Armed with a business degree, marketing expertise, help from her husband and his friends, and $30,000 in savings, CURLS was launched in 2002. Soon after, a feature in Lucky Magazine helped to create buzz and sales for CURLS. Years later, CURLS has grown into a multimillion-dollar company, whose products are now on the shelves of Target, Rite Aid, Sally Beauty, and other stores. Dellinger is also the host of OWN TV show, Mind Your Business with Mahisha, where she guides other female entrepreneurs and help them take their businesses to the next level.
Live Alkaline Water
A newer Black-owned business, Jacksonville, Florida-based Live Alkaline Water is a bottle water band co-founded by Dr. Shayla Creer and her business partner, Robert McCray. The water isn’t sourced in Florida, but from an aquifer owned by McCray’s family in North Carolina. McCray’s great aunt encouraged him to make use of the natural spring. Live Alkaline Water made history being the first Black-owned bottle water company.
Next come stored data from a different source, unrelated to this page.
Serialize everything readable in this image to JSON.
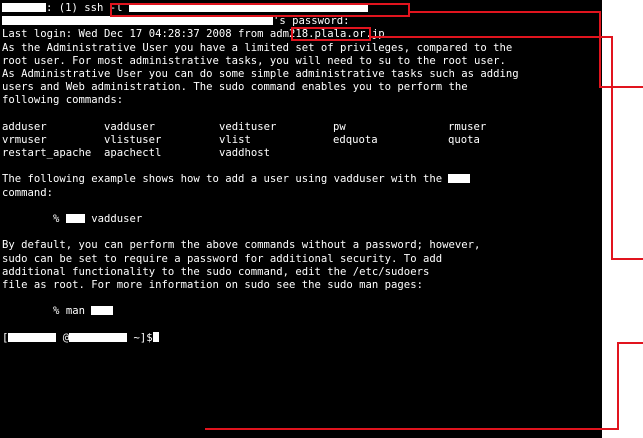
{
  "terminal": {
    "background": "#000000",
    "foreground": "#ffffff",
    "annotation_color": "#e1141e",
    "command_prompt": ": (1) ssh -l",
    "password_prompt": "s password:",
    "last_login": "Last login: Wed Dec 17 04:28:37 2008 from adm218.plala.or.jp",
    "motd": [
      "As the Administrative User you have a limited set of privileges, compared to the",
      "root user. For most administrative tasks, you will need to su to the root user.",
      "As Administrative User you can do some simple administrative tasks such as adding",
      "users and Web administration. The sudo command enables you to perform the",
      "following commands:"
    ],
    "commands_table": [
      [
        "adduser",
        "vadduser",
        "vedituser",
        "pw",
        "rmuser"
      ],
      [
        "vrmuser",
        "vlistuser",
        "vlist",
        "edquota",
        "quota"
      ],
      [
        "restart_apache",
        "apachectl",
        "vaddhost",
        "",
        ""
      ]
    ],
    "example_intro_1": "The following example shows how to add a user using vadduser with the",
    "example_intro_2": "command:",
    "example_prompt": "%",
    "example_command": "vadduser",
    "sudo_text": [
      "By default, you can perform the above commands without a password; however,",
      "sudo can be set to require a password for additional security. To add",
      "additional functionality to the sudo command, edit the /etc/sudoers",
      "file as root. For more information on sudo see the sudo man pages:"
    ],
    "man_prompt": "%",
    "man_command": "man",
    "shell_prompt_open": "[",
    "shell_prompt_at": "@",
    "shell_prompt_close": " ~]$"
  }
}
According to Live Alkaline’s website, alkaline water helps boost immunity, provides anti-aging benefits, and naturally detoxifies the body. Currently, the bottled water is sold online and in three Walmart stores in Jacksonville, Florida (where it is consistently sold out), and in other Florida businesses.
Me and the Bees Lemonade
Just in her early teens, Mikaila Ulmer is one of the youngest business owners in the United States and has been tasting sweet success with her bottled lemonade, Me and the Bees Lemonade for years. But her road to success started almost a decade ago.
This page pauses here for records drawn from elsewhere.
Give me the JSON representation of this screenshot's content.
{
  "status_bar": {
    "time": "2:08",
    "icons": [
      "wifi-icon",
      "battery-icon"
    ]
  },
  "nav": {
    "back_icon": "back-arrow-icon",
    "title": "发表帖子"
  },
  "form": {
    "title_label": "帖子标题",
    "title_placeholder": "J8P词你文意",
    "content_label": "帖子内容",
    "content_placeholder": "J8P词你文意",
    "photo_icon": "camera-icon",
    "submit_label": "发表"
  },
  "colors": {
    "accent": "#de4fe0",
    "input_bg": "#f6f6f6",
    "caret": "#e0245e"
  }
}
Back in 2009, Ulmer’s parents, who both have business degrees, encouraged her at four years old to enter a local business competition for youth. Her great-grandmother sent her a recipe book which contained a recipe for flaxseed lemonade. Around the same time, Ulmer got stung by a bee, twice.
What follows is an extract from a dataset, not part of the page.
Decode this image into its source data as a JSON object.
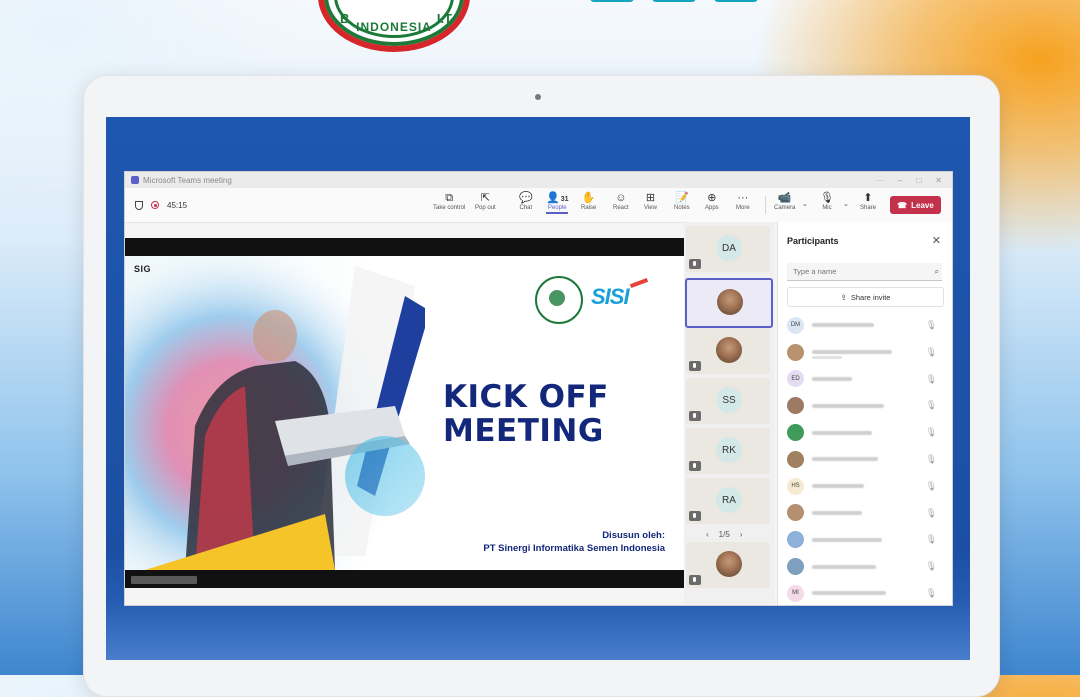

Those fateful bee stings eventually caused her to become curious and then passionate about bees and bee conservation. She combined her newfound passion for bees and her great-grandmother’s lemonade recipe and Me and the Bees Lemonade was born.
Over the years, Ulmer has become a well-known speaker at business conferences and summits. Although she’s still a student, Ulmer hopes to create more businesses in the future. Her lemonade is sold in more than 500 stores across the country, including Whole Foods, and 10 percent of the profits goes to groups who promote bee conservation.